To adjourn is the act of ending or suspending a meeting or gathering. It is the verb for the noun adjournment. It can also mean moving to another location. The word adjourn is commonly found in legal matters where a judge will adjourn a court proceeding. In parliamentary procedures, an adjournment will end an assembly. A meeting leader may also decide to adjourn the meeting if there are no more questions or things to discuss.
You can adjourn a meeting indefinitely or with a set motion of when it will resume again later. So, although the adjournment of a gathering at the end of one day completes the meeting for that day, the same group of people may meet up to discuss the same topic at a later time, date, or place. When referring to a location movement, adjourning a gathering in one location ends it there but can continue it elsewhere.
Examples Of Using Adjourn
You may have heard a judge say that the court is adjourned until 9 AM tomorrow. Or a case may be adjourned to a different court location or date. The use of the word can occur in a court situation for various reasons. Examples include a conflicting court date, a key witness is taken away suddenly, or time is required for additional evidence to be gathered.
While the word adjourn is commonly found in court, public meetings, and legislative assemblies, you can also use it in everyday scenarios. The manager of a company may adjourn a meeting on budgets. In the context of moving to a new place, you can also say, "After dinner, let's adjourn to the park." or "Shall we adjourn to the bar for drinks?"
Types of Adjournment
You can adjourn a meeting, assembly, or court proceeding in a final or temporary manner. To temporarily adjourn, the group of people involved in the meeting will meet again at another appointed time and date on the same topic.
A final adjournment means there will be no more meetings regarding a certain matter. The group is dismissing it from consideration. You can also sometimes refer to this as "sine die."
Adjourn vs. Recess
Although sometimes these terms are used interchangeably, the main difference between adjourn and recess is that the word adjourn refers to an end in a meeting, while recess is to take a break. A recess may occur mid-meeting, like a break for lunch, before the meeting continues again on the same day. A recess can also refer to a longer period off, such as holiday breaks.

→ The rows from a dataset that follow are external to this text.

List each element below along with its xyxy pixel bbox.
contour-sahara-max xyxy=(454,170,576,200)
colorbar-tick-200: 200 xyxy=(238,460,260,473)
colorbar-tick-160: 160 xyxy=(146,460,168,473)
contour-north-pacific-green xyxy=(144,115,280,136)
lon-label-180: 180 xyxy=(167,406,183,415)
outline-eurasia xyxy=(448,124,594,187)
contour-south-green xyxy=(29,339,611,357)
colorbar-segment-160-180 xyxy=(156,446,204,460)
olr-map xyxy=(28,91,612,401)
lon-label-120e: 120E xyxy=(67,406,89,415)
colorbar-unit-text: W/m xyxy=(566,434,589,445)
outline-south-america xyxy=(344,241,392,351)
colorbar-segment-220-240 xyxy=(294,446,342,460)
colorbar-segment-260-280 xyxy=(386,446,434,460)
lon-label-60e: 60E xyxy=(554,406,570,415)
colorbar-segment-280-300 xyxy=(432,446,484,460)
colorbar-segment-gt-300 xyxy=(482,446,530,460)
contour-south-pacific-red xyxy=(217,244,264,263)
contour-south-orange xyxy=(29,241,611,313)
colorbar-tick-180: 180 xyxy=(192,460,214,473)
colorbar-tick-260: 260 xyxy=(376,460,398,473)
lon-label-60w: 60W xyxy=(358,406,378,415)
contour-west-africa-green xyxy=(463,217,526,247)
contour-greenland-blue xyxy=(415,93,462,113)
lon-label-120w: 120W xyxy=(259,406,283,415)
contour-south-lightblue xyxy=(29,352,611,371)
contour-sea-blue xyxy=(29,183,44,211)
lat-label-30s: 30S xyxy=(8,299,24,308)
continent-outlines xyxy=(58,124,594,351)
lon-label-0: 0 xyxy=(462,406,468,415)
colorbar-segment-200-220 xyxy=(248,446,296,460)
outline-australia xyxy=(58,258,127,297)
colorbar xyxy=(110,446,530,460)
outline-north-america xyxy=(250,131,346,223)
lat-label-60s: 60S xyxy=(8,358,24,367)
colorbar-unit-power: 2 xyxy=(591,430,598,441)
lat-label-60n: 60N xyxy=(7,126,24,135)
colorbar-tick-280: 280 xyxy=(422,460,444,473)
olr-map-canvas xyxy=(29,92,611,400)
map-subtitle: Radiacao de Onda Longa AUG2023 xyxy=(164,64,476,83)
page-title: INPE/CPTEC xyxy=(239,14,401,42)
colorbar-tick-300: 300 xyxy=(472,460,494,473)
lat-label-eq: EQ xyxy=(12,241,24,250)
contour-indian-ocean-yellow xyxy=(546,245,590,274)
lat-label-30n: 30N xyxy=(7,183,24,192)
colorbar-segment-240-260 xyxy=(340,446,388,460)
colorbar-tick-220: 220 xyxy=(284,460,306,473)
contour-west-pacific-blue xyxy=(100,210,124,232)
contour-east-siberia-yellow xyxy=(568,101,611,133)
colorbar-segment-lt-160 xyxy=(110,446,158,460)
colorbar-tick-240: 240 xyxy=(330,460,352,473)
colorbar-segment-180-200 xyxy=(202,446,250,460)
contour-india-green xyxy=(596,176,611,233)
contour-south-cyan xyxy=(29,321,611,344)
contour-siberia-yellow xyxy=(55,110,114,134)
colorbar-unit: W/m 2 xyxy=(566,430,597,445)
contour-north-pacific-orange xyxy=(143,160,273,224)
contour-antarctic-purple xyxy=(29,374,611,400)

The U.S. Senate, U.S. Congress, and other legislative bodies often declare whether they are taking a recess or adjourning at the end of the day. An adjourned meeting means that the next meeting will begin a new legislative day. In contrast, if they recess the meeting at the end of the day, the next meeting will continue as the same legislative day, even if it is on another calendar day.
This distinction between adjourning and calling a recess can be crucial when voting on bills that require two votes on two separate days. New legislative days also start with a morning business period, and the Senate can skip this process if the previous day ended with a recess.
Adjourn vs. Sojourn
These two words are often confused because they have similar spellings and sounds. However, they have two very different meanings. A sojourn refers to a short visit or the time someone spends in a location other than their home. It usually refers to a short stay. In contrast, adjourn is to end or postpone a meeting for a period of time.